死んだと思った恋人は生きていた。その命を救うため、
氷の張りつめた湖を渡ろうとする一人の姫君。
守護するのは神の使いの白狐たち……
甲斐の武田信玄と、越後の長尾謙信は、国境をへだてて敵対している。室町幕府の将軍足利義晴は、両家を和睦させようと、武田の子息勝頼(かつより)と長尾の娘八重垣姫(やえがきひめ)を許婚(いいなづけ)とする。その後、義晴が暗殺され、武田、長尾両家は三回忌までに犯人を見つけられない場合は、双方の子息の首を差し出すことを将軍家に約束する。 期限内に犯人は見つからず、信玄の子で盲目の勝頼は切腹する。

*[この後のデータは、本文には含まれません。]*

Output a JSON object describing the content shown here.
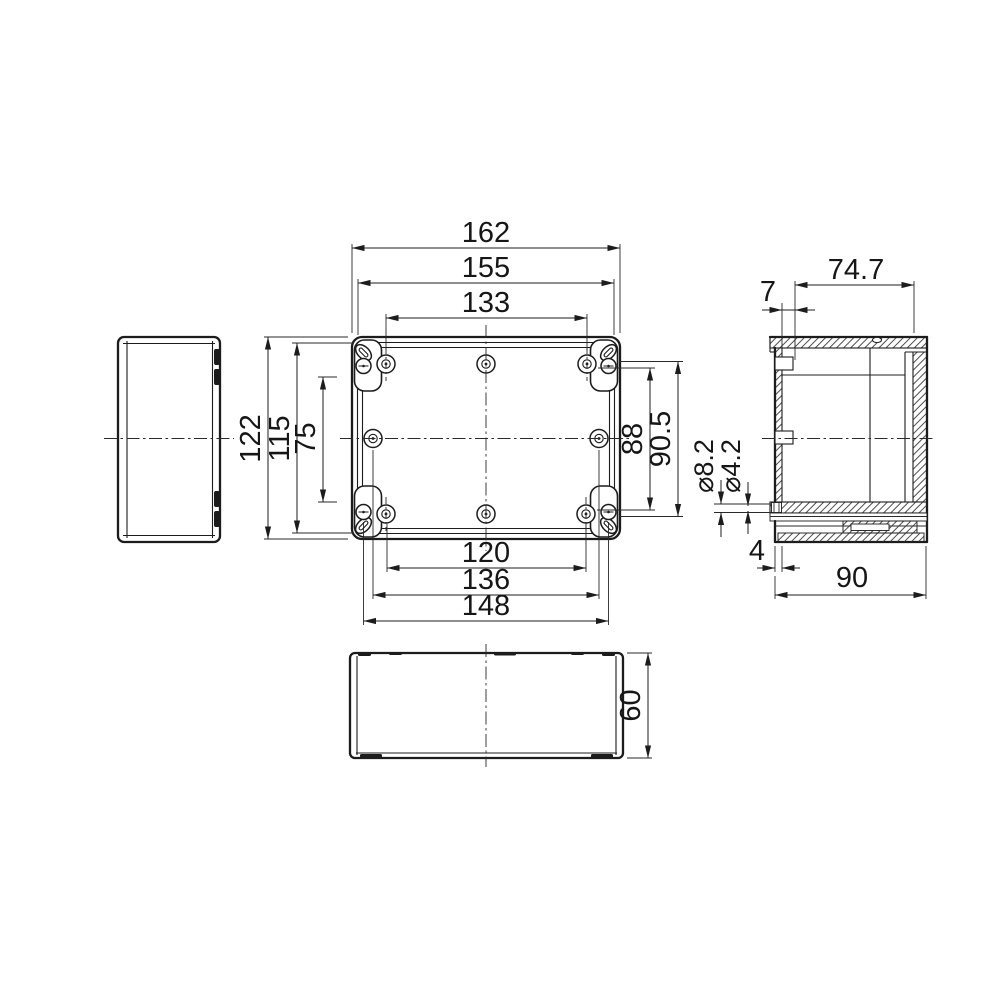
{
  "drawing": {
    "top_view_dims": {
      "total_width": "162",
      "lid_width": "155",
      "hole_span_top": "133",
      "total_height": "122",
      "lid_height": "115",
      "hole_span_left": "75",
      "hole_span_right": "88",
      "lug_span_right": "90.5",
      "hole_span_bottom": "120",
      "hole_span_mid": "136",
      "lug_span_bottom": "148"
    },
    "section_view_dims": {
      "depth_upper": "74.7",
      "lip_offset": "7",
      "flange_hole_outer": "⌀8.2",
      "flange_hole_inner": "⌀4.2",
      "flange_offset": "4",
      "depth_total": "90"
    },
    "front_view_dims": {
      "height": "60"
    }
  }
}
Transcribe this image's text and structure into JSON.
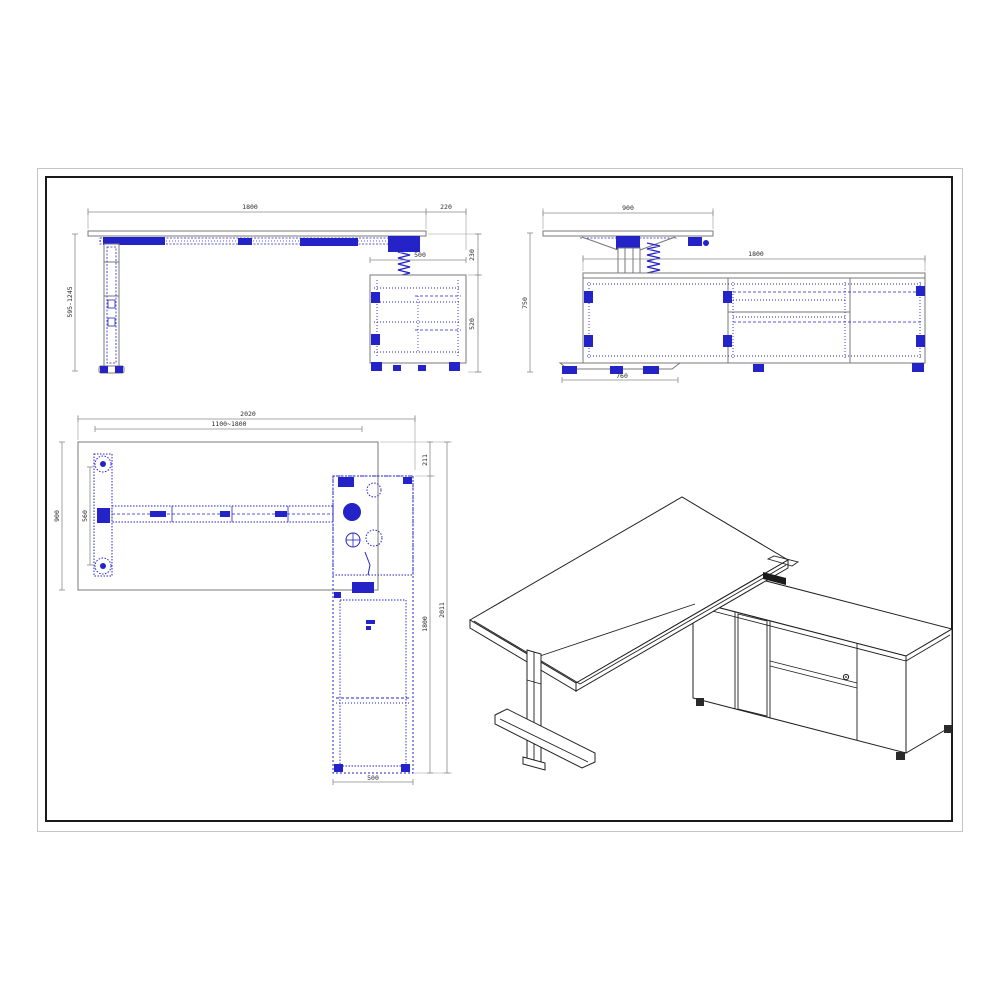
{
  "sheet": {
    "background": "#ffffff",
    "border_outer_color": "#c4c4c4",
    "border_inner_color": "#1a1a1a",
    "blueprint_color": "#2323c8",
    "outline_color": "#787878",
    "dimension_line_color": "#8a8a8a"
  },
  "views": {
    "front": {
      "title": "front-elevation",
      "dims": {
        "desk_width": "1800",
        "overhang": "220",
        "cabinet_width": "500",
        "height_range": "595-1245",
        "top_to_cabinet": "230",
        "cabinet_height": "520"
      }
    },
    "side": {
      "title": "side-elevation",
      "dims": {
        "desk_depth": "900",
        "cabinet_length": "1800",
        "desk_height": "750",
        "foot_length": "760"
      }
    },
    "plan": {
      "title": "plan-view",
      "dims": {
        "total_width": "2020",
        "adjustable_width": "1100~1800",
        "desk_depth": "900",
        "foot_span": "560",
        "corner_offset": "211",
        "cabinet_length": "1800",
        "total_depth": "2011",
        "cabinet_depth": "500"
      }
    },
    "iso": {
      "title": "isometric-view"
    }
  }
}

だがこの勝頼は、実は家老板垣兵部の一子で、勝頼と瓜二つであり、赤児の折にすりかえられていたのだ。本物の勝頼は簑作(みのさく)と名付けられ、庶民として成長していた。簑作実は勝頼は、長尾方に奪われた武田の家宝<諏訪法性の御兜>(すわほっしょうのおんかぶと)を奪いかえすため、武田家の腰元で盲目の勝頼の恋人だった濡衣(ぬれぎぬ)とともに身分をかくし、長尾家に仕官する。
長尾家の娘八重垣姫は、切腹した勝頼を慕い、生前の姿を絵に描かせ、十種類の名香を合わせた組香をたいて供養している。同じように濡衣も、恋人だった盲目の勝頼の位牌にむかい、回向している。そこへ仕官した簑作実は勝頼が登場する。

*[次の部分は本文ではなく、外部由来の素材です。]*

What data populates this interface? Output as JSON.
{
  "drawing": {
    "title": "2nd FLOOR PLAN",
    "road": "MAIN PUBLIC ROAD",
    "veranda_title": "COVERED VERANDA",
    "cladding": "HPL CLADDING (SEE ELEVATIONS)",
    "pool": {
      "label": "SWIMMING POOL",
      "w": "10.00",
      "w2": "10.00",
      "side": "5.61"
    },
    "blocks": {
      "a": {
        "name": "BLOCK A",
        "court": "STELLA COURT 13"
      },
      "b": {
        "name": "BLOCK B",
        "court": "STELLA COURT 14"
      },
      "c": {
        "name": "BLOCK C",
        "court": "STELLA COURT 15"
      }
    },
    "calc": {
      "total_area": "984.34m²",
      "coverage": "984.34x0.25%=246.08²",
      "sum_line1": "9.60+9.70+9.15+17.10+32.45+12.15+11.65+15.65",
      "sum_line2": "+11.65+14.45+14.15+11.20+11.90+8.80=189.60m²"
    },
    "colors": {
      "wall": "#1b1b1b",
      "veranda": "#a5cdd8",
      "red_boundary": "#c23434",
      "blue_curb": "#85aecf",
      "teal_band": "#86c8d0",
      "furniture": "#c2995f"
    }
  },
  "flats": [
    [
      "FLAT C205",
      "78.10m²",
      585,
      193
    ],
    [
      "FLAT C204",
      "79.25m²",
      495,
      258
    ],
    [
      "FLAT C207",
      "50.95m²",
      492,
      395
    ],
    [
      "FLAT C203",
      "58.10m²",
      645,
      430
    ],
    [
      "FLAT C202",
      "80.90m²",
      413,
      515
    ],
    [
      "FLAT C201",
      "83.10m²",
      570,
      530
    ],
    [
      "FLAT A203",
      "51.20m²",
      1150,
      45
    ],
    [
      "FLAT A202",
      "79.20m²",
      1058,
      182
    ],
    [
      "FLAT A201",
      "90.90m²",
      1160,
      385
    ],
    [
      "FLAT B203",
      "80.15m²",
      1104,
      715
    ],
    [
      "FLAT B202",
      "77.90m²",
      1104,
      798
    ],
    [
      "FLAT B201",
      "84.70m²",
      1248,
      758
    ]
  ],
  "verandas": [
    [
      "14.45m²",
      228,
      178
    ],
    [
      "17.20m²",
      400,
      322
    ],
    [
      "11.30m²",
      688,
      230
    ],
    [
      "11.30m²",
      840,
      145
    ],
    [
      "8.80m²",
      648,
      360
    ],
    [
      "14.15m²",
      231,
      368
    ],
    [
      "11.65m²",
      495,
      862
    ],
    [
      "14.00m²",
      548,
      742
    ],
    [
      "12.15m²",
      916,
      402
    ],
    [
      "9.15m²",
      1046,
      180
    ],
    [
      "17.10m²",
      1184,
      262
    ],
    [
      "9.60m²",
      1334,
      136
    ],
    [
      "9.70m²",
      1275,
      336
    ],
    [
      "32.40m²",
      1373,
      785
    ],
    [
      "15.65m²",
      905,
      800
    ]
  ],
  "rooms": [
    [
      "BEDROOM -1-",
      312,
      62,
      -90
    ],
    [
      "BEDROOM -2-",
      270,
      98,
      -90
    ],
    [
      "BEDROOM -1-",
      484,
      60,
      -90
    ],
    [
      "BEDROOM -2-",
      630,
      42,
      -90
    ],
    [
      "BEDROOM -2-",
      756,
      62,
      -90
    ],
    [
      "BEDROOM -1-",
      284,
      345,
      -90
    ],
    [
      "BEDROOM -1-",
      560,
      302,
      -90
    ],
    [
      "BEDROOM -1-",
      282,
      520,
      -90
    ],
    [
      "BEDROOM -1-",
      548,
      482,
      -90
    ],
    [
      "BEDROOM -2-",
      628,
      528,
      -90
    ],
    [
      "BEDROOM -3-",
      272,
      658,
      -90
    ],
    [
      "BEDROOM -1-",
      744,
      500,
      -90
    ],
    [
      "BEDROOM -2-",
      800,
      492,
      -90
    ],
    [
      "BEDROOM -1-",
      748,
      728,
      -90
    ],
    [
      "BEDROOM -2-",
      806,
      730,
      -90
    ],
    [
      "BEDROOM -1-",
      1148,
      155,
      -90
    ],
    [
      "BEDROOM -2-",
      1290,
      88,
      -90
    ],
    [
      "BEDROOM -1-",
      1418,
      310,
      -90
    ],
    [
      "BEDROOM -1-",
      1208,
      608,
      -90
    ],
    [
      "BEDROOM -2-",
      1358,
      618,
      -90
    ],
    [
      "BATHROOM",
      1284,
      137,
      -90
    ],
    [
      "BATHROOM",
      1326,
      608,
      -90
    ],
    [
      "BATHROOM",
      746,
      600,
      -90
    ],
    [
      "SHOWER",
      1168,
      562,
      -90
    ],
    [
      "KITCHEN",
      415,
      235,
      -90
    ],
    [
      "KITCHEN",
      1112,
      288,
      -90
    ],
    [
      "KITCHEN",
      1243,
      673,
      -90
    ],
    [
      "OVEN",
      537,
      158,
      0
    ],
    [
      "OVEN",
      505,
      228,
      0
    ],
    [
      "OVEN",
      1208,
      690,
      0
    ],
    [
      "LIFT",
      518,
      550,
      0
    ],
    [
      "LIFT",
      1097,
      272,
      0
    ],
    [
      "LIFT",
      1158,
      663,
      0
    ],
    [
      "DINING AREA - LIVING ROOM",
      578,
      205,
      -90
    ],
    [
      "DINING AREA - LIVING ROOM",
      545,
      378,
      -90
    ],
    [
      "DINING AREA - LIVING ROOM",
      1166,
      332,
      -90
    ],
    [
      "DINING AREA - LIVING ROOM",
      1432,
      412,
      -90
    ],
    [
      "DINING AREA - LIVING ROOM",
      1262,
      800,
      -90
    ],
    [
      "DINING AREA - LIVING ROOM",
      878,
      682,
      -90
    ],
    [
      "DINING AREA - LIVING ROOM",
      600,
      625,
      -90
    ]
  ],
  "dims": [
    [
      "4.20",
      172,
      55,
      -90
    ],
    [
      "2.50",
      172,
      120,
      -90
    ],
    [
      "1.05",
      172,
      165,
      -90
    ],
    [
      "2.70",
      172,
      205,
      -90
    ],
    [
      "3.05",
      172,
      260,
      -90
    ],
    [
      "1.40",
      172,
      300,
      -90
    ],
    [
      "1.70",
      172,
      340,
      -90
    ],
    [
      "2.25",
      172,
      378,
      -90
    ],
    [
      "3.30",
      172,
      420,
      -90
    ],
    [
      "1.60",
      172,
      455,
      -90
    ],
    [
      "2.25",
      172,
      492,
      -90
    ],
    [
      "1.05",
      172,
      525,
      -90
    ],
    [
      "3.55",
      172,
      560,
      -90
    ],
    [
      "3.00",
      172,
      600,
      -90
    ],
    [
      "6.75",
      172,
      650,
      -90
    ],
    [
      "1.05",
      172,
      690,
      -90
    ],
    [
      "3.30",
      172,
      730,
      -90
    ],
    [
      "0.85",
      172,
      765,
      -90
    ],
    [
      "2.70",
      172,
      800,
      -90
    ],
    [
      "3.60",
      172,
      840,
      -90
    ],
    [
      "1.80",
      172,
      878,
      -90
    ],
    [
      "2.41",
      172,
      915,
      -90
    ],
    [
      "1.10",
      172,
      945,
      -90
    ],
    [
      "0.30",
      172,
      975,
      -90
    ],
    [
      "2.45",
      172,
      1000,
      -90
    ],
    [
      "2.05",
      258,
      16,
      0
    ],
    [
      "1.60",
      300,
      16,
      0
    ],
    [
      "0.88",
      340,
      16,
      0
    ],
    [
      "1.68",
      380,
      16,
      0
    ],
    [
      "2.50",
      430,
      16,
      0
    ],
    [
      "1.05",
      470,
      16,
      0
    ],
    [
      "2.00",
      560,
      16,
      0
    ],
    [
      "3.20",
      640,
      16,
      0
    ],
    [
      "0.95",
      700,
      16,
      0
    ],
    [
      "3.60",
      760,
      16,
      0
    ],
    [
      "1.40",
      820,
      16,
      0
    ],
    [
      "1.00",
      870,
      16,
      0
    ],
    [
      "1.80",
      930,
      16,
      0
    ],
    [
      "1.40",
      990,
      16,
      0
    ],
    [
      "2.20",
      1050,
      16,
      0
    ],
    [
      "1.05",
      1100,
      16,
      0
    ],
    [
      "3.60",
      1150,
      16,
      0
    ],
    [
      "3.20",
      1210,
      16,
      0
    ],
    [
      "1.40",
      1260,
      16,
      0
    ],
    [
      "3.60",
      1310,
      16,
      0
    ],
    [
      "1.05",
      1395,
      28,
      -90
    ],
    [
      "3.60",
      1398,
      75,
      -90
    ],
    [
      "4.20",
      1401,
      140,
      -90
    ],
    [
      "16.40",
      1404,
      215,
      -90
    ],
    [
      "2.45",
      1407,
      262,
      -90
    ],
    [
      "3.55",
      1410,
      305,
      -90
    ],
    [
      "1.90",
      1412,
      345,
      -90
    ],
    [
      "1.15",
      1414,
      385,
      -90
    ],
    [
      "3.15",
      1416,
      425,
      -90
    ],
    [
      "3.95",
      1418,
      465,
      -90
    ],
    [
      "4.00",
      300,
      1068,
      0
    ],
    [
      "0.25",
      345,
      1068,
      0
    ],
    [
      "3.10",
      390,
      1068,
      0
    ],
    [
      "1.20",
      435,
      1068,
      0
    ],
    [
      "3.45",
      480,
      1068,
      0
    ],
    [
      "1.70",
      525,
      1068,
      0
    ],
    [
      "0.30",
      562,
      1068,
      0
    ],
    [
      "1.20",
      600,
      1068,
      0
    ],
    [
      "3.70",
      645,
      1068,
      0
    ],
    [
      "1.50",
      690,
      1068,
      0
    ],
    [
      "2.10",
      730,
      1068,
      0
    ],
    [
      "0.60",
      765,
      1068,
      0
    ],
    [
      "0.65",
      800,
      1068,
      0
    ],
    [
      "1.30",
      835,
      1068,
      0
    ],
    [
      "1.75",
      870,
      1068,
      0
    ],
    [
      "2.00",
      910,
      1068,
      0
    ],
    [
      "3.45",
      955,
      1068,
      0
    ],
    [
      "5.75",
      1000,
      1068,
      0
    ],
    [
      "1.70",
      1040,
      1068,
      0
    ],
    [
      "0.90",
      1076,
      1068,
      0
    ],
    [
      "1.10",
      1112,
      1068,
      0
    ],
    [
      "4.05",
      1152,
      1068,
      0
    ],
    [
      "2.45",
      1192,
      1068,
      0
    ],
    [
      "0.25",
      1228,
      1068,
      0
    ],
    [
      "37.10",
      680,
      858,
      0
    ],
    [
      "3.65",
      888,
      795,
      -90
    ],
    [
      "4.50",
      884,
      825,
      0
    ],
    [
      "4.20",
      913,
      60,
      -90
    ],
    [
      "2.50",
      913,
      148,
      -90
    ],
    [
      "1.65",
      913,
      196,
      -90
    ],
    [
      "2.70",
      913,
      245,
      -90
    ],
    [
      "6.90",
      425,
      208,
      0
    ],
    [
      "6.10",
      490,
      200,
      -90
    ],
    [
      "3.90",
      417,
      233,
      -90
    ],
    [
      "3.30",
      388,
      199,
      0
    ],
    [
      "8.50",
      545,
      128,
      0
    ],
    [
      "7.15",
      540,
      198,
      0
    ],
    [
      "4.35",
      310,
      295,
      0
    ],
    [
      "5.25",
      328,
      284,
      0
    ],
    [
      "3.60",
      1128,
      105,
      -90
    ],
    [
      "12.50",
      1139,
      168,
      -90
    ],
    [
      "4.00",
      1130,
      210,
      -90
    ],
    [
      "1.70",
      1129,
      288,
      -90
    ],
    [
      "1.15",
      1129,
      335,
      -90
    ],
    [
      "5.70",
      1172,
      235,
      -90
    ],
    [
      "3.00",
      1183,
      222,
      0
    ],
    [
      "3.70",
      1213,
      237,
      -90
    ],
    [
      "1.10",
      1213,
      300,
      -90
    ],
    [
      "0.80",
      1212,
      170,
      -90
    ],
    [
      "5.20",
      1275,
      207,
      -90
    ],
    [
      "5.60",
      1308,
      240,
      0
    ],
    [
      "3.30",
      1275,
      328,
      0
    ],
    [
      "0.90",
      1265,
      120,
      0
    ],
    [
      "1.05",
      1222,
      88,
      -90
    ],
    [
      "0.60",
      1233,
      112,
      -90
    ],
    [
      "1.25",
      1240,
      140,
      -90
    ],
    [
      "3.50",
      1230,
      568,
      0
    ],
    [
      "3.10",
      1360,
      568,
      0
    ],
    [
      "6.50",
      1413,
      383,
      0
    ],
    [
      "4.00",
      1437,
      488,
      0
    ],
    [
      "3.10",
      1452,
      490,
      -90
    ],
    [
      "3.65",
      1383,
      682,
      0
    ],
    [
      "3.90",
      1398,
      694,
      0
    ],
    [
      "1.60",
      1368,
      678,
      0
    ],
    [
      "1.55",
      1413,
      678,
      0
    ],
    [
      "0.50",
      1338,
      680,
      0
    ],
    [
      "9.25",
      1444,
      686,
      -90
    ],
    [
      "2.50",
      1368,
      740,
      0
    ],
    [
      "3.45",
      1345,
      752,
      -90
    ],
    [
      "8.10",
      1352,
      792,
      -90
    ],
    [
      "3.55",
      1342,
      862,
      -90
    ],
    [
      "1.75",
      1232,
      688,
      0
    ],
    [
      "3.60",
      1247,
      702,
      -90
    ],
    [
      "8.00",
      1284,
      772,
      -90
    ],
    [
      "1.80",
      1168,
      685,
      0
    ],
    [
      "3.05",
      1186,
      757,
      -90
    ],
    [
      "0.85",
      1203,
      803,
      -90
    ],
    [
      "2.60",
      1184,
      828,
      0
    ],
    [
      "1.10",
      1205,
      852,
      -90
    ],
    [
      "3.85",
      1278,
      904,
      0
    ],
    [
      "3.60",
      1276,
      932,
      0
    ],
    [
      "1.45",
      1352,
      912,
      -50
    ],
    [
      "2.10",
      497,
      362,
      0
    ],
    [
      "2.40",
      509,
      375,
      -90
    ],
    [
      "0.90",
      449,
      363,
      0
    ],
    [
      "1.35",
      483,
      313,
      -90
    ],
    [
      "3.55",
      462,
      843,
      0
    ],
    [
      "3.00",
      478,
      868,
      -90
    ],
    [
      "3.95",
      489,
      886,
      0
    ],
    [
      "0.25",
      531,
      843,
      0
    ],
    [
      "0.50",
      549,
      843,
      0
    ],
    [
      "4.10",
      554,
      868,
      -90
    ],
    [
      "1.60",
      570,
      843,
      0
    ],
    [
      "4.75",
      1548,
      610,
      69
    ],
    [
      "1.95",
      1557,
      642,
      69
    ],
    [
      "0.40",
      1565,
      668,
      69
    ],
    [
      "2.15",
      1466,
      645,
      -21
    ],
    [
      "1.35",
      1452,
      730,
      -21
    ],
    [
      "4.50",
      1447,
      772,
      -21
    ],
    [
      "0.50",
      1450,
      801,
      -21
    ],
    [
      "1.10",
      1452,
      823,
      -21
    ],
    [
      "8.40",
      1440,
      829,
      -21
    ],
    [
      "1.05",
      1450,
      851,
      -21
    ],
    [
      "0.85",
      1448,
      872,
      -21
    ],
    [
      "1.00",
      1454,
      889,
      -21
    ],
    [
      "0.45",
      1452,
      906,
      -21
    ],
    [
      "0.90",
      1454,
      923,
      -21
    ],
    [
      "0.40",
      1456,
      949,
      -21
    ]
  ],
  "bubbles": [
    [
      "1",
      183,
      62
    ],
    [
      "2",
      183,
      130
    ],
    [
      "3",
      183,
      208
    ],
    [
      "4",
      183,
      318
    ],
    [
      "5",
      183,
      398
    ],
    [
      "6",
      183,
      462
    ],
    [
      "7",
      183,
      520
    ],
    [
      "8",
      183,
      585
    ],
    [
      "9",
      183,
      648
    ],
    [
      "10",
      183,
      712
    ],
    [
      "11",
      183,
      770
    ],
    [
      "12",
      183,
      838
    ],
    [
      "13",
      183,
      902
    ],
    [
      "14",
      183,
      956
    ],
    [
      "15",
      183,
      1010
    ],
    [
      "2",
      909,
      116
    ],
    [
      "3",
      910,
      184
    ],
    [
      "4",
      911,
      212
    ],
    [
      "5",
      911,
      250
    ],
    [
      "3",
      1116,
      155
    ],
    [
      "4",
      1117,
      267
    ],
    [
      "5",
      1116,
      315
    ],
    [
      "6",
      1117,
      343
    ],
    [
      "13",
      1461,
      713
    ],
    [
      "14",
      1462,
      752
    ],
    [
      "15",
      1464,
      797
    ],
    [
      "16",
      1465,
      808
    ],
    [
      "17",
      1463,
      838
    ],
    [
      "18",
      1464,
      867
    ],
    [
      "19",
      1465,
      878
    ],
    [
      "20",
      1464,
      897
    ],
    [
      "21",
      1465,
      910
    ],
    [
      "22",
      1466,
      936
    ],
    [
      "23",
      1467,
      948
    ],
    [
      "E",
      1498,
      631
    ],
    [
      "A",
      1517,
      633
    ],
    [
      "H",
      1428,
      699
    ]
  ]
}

あまりに絵姿そっくりな簑作をみた八重垣姫は、今すぐここで勝頼を取持ってほしいと大胆なことを濡衣に頼む。思わず濡衣は「我折(がお)れ」(あきれた、とんでもないこと、の意味)と言って、勝頼であることを否定する。が、一途な姫の頼みに、濡衣は交換条件として、諏訪法性の御兜を持ち出すならと迫る。そのことでますます本物の勝頼と確信した姫は、かきくどき死のうとまでするので、ついに濡衣は目の前にいるのが本物の勝頼と明かして、姫は思いをとげる。その場に父謙信があらわれ、簑作を塩尻に使いに出す。

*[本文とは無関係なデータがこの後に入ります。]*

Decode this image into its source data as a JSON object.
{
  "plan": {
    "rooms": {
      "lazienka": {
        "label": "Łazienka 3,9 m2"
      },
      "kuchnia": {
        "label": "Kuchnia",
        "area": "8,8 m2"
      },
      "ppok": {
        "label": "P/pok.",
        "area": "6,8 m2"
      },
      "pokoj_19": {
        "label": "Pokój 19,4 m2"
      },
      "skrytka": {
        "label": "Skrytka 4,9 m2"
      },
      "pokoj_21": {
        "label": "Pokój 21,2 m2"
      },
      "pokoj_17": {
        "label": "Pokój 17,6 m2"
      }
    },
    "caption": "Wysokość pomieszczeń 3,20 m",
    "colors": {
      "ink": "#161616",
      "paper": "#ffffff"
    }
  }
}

簑作を武田勝頼と見破っていた謙信は、すぐに二人の武者を次々と追っ手に出す。ここでの二人は、戦の半ばで戦況を注進(報告の意)にきて、そのありさまをさまざまな型で勇ましく語ってみせるご注進と同様の動きをみせる。
勝頼の危難を知った八重垣姫は、羽根があれば鳥のように飛んでいって追っ手が向かったことを勝頼に知らせたいと思いつめた。しかし女の足で追いつくことなど、とても叶わない。そうだ。湖を渡るしかない。姫は奥庭に納めてある諏訪法性の御兜を手にすると、諏訪明神の使わしめ白狐の霊力に付きそわれ、氷結した諏訪湖上を、塩尻めざして駆けぬけてゆく。